The physician in the clinic the day the patient is seen provides direct supervision (i.e., need not be in the exam room but is on the premises and immediately available if needed) for the services rendered, and therefore the services are billed using this provider number. It need not be the physician that saw the patient initially.

Why is it important to distinguish "incident to"? Are there different rules for what can be billed?

Yes. "Incident to" applies ONLY to establsihed patients with previously diagnosed problems seen in OUTPATIENT settings. In other words, only RETURN/ESTABLISHED PATIENT CODES can be billed. The physician is not required to see the patient on the "incident to" visit. Medicare states that documentation must show that the physician actively participated in the treatment and demonstrate management over the course of the treatment.

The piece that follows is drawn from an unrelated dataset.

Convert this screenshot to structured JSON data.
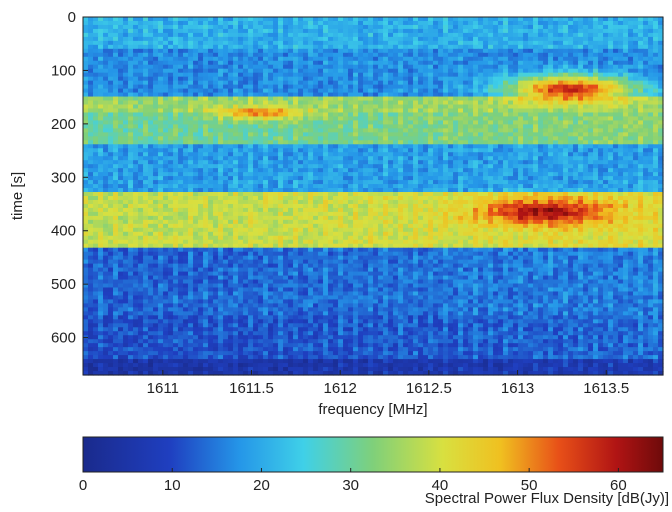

If you have a large group practice, should the CRNPs and PAs submit an "incident to" bill under the physician supervising for that day or should the bill be submitted under the name of the physician listed as the CRNP's or PA's supervisor?

Our physicians are part of a group practice, and therefore, "cover" each other's patients. The CRNPs and PAs should bill under the physician who is available to provide supervision and direction for the services being rendered (i.e., the physician who is present for that day in the clinic).

Frequently Asked Questions (continued)

With "incident to" billing, if the physician who initiated treatment for a patient is not in the office suite that day, can the CRNP or PA see that pateint even though the initiating physician is not able to provide direct supervision?
The CRNP or PA may still see the patient "incident to" if another physician of the same goup practice provides direct supervision for the CRNP or PA that day.